The film was screened in New York City, Manchester (New Hampshire), Boston and Washington DC on December 20, 1921, and 1922. I had the opportunity along with Florence to visit many towns and cities on the east coast to promote the film. The actors portrayed in the film were the orphans themselves.

Church organizations screened the film helping to raise money for the NER. The film was an outstanding success with school children and adults seeing the work of the NER in Asia Minor and the Caucasus. It inspired Americans old and young to donate money to this worthy cause. I was so happy that I contributed to helping out the orphans.

My school attendance was constantly interrupted as we traveled around the country for the NER and later the Near East Foundation (NEF)  raising funds through bazaars and serving Greek coffee. I met this wonderful young girl, Debora Zaimi who graduated from an NEF school in Tirana, Albania who came to America and lived with us for a while. We became very close friends. 
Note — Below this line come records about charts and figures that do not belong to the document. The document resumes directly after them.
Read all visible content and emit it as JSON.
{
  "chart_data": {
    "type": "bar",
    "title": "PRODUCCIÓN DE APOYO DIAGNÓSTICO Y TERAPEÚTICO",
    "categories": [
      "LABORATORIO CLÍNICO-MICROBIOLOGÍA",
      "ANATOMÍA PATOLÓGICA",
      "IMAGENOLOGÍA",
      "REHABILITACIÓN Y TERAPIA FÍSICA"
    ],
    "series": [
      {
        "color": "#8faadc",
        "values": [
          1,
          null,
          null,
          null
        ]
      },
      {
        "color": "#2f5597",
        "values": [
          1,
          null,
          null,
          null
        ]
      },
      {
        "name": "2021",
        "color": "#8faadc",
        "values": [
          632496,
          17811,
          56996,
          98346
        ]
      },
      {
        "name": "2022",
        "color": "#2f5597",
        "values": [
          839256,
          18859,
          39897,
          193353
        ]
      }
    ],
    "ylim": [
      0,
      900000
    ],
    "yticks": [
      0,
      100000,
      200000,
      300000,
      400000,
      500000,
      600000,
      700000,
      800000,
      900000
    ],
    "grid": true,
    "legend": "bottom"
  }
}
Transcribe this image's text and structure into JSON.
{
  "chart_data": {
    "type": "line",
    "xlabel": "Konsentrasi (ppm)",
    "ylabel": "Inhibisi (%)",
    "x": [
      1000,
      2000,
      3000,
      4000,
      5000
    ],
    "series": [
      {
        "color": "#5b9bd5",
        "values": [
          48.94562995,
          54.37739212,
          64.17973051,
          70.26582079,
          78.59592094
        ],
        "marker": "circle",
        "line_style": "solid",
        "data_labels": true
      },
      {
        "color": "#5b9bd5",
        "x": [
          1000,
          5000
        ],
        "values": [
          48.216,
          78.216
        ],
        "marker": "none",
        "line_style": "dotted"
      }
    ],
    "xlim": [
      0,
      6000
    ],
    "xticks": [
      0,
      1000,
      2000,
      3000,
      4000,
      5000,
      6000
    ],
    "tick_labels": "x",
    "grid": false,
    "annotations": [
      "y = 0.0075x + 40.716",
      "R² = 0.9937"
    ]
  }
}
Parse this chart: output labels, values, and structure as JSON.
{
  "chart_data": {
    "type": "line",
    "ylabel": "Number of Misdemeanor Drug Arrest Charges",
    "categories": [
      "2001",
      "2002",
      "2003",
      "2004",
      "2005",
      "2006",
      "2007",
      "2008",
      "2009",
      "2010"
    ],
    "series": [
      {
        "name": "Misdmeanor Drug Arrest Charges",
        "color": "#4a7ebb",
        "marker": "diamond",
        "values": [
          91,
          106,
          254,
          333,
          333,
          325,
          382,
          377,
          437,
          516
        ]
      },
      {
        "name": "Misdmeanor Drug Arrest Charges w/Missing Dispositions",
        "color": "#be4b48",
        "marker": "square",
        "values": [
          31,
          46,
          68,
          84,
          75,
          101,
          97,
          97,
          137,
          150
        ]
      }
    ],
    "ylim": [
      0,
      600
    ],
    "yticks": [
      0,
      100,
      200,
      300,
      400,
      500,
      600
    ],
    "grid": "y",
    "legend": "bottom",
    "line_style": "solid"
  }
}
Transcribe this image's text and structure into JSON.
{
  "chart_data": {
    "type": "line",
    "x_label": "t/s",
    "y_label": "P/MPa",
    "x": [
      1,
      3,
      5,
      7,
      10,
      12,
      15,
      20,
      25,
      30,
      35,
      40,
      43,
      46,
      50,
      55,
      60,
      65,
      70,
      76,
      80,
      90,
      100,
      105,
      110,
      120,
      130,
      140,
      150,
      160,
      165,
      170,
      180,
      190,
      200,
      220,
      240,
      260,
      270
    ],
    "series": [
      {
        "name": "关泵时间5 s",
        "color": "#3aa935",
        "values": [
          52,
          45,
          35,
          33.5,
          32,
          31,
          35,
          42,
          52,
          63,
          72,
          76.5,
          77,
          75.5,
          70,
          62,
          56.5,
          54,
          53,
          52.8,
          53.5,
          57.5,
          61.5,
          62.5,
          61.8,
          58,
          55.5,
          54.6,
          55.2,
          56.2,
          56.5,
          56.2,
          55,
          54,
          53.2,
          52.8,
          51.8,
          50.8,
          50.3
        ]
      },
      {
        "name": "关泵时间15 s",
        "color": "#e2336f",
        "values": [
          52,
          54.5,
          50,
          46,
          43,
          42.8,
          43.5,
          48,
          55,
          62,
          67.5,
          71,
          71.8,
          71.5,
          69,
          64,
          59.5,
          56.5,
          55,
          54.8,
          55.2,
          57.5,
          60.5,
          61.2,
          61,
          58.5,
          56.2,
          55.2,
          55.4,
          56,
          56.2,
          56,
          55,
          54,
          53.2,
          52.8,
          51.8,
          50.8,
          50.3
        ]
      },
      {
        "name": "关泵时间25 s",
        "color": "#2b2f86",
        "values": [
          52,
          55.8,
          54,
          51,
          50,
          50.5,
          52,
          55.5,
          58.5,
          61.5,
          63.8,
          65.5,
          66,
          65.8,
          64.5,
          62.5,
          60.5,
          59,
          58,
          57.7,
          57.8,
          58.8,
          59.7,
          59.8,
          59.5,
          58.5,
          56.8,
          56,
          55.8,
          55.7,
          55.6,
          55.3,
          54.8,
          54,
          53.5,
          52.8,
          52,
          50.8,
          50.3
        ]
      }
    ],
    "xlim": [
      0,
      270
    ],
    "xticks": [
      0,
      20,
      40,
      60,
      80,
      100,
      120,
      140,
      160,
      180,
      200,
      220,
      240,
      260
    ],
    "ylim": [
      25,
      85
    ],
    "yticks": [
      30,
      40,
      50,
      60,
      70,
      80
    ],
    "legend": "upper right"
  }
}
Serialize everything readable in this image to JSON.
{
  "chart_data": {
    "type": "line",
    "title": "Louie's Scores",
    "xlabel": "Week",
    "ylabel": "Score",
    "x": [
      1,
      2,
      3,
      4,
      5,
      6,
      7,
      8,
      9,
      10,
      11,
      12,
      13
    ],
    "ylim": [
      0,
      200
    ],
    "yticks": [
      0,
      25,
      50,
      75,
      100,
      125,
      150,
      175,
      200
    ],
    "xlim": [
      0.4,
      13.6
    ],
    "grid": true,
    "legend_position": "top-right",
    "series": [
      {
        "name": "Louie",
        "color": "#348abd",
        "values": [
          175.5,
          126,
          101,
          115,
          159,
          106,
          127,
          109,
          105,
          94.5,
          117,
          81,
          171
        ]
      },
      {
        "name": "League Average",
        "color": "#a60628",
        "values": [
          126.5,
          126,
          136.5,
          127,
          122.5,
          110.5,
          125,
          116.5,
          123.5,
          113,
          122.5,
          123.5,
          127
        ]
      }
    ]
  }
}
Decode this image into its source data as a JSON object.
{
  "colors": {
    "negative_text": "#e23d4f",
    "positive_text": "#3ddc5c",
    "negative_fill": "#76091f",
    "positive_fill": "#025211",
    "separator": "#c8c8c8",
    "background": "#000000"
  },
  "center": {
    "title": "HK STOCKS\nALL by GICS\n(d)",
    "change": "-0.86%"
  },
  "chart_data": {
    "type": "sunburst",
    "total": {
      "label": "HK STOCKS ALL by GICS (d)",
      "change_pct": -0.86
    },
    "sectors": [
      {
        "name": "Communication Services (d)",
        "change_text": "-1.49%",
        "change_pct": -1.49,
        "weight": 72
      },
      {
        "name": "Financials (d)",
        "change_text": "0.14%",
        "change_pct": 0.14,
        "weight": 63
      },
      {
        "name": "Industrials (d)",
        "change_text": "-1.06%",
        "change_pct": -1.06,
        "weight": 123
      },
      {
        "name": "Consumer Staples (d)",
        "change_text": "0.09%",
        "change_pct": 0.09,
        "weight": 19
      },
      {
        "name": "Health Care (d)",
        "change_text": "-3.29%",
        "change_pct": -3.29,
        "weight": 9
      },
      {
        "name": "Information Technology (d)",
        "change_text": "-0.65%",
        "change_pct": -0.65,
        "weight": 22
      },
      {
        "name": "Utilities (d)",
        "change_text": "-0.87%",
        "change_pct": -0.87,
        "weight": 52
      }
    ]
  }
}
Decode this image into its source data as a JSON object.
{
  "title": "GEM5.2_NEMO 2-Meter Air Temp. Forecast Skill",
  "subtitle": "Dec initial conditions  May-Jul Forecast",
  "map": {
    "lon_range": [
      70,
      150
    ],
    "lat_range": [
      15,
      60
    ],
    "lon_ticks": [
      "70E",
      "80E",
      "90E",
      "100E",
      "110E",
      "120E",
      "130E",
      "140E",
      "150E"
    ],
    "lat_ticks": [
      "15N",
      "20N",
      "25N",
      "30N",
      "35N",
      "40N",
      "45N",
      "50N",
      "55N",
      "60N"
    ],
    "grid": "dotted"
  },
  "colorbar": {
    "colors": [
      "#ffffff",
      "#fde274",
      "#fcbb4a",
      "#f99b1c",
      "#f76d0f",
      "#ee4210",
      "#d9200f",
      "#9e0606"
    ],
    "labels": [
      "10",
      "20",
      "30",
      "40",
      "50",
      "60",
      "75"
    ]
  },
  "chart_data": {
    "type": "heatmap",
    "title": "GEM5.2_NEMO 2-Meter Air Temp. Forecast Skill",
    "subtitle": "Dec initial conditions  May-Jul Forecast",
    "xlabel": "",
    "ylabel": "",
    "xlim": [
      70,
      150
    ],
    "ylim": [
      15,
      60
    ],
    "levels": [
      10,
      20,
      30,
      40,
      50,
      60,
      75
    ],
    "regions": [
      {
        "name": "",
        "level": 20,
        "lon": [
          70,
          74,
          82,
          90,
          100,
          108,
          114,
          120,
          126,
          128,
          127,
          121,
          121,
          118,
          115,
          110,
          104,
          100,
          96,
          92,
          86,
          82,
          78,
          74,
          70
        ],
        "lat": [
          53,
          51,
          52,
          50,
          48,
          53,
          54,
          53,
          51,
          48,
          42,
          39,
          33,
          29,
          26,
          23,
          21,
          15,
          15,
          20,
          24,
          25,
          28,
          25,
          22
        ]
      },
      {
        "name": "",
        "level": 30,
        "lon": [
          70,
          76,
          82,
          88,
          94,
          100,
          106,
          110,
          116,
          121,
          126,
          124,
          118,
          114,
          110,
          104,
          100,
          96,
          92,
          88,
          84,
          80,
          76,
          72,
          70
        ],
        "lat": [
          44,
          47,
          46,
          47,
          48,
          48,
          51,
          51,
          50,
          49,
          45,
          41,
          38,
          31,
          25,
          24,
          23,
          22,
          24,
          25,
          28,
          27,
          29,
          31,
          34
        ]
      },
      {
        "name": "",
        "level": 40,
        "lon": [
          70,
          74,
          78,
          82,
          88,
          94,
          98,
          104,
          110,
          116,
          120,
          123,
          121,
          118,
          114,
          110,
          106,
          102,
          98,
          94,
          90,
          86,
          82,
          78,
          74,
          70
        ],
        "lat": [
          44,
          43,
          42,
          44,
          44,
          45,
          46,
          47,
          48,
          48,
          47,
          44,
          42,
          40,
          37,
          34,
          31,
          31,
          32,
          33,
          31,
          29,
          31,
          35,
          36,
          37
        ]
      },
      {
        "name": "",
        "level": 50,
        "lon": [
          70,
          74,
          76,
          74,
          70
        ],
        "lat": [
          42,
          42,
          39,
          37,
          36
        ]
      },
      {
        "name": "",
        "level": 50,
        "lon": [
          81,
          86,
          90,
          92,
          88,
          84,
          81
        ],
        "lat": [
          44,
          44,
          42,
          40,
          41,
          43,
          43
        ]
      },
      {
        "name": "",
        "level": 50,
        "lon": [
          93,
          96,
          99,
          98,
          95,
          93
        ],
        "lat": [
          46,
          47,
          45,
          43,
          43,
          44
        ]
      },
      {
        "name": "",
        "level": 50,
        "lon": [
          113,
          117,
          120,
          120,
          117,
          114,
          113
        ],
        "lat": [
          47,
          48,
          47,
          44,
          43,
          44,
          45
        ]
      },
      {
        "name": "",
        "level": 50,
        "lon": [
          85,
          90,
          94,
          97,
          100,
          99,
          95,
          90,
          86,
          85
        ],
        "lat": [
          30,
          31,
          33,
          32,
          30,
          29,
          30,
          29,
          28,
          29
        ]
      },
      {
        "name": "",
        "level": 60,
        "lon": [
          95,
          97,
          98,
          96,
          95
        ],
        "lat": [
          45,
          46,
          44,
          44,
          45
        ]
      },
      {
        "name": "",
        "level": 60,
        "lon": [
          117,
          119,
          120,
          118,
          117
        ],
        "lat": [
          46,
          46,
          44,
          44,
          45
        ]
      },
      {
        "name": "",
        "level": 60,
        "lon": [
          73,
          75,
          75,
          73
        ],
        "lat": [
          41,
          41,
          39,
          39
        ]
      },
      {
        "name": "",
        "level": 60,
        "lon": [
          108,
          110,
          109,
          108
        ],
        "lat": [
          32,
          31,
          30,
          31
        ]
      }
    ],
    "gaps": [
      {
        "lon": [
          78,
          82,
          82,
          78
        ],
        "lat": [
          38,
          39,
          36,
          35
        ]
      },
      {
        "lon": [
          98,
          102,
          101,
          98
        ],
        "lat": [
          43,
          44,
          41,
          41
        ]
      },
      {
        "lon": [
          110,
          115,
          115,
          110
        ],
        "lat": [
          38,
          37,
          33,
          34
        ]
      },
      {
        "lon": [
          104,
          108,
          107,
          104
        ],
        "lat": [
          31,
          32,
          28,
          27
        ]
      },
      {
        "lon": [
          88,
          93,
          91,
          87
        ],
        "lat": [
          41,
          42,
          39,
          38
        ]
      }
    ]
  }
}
I completed high school and enrolled at Allegany University in Lexington, Kentucky in 1930. I met my future husband, John L.Swann, a dance instructor at Arthur Murray studios, and got married on September 20, 1939. We had two daughters where I taught them to care about orphans and the least fortunate in our society. Most of what I taught them came from the fictional character, Alice in Starvingland. I am proud to state that my daughters have followed in my footsteps working and raising money for the NEF.

I received a medal from the NEF for my contribution to the organization in May 2000. It felt marvelous to receive such an honor.